Reports of spyware use on key witness roil Netanyahu trial
ABC News
Israeli media reports say police have used sophisticated spyware against a key witness in the corruption trial of former Israeli Prime Minister Benjamin Netanyahu
TEL AVIV, Israel -- Israeli police allegedly used sophisticated spyware against a key witness in the corruption trial of former Israeli Prime Minister Benjamin Netanyahu, Israeli media reported, jolting the trial and shining a light on a contentious Israeli-developed surveillance tool.
Netanyahu is in the midst of a lengthy corruption trial over charges of fraud, breach of trust and accepting bribes in three separate cases. In the initial report by Israeli Channel 13 last week, police were said to have used spyware to collect information off the witness' phone without first obtaining authorization, sparking an uproar.

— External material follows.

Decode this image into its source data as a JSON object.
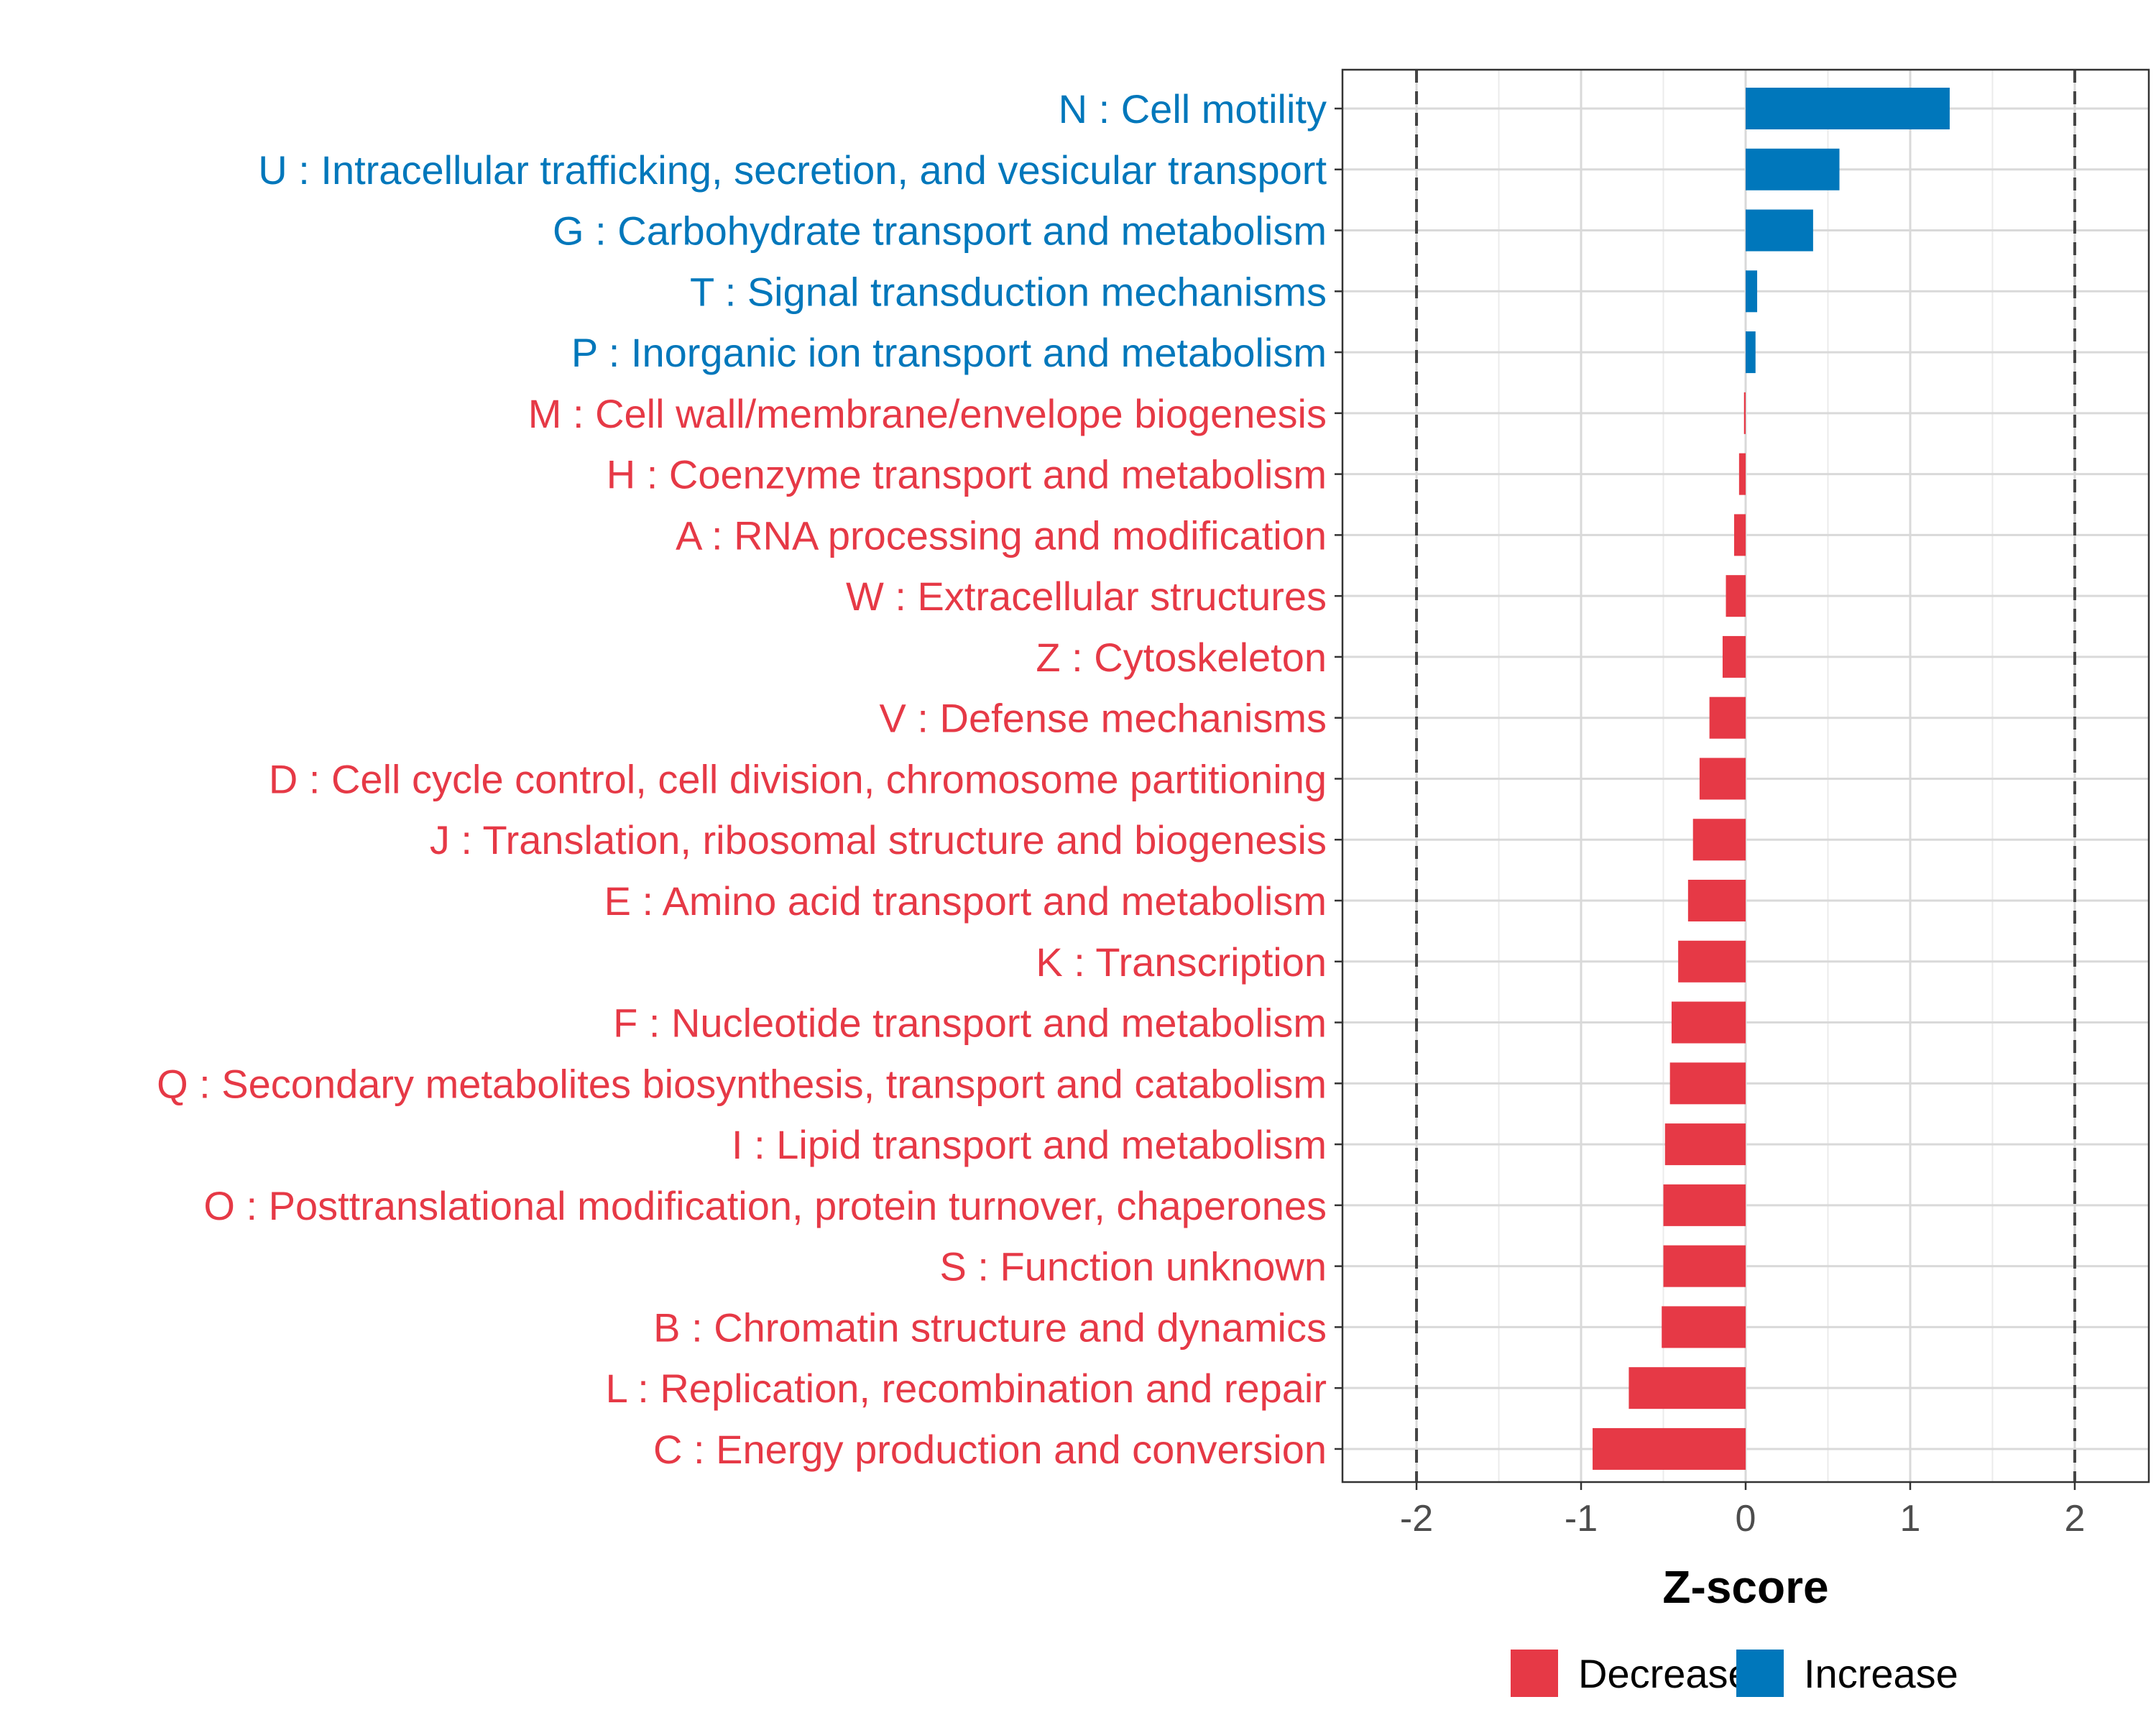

Netanyahu's lawyers have demanded answers from the state about what was gathered and how. The report has reenergized Netanyahu's supporters, who have long seen the trial as part of a conspiracy to topple the polarizing former leader. Even Netanyahu’s political opponents are outraged.
“This is an earthquake that would justify a governmental commission of inquiry,” Cabinet Minister Tamar Zandberg, who sits in the coalition that ousted Netanyahu last year, told Israeli Army Radio Sunday. That the spyware was likely Israeli-developed was a “point of shame,” she said.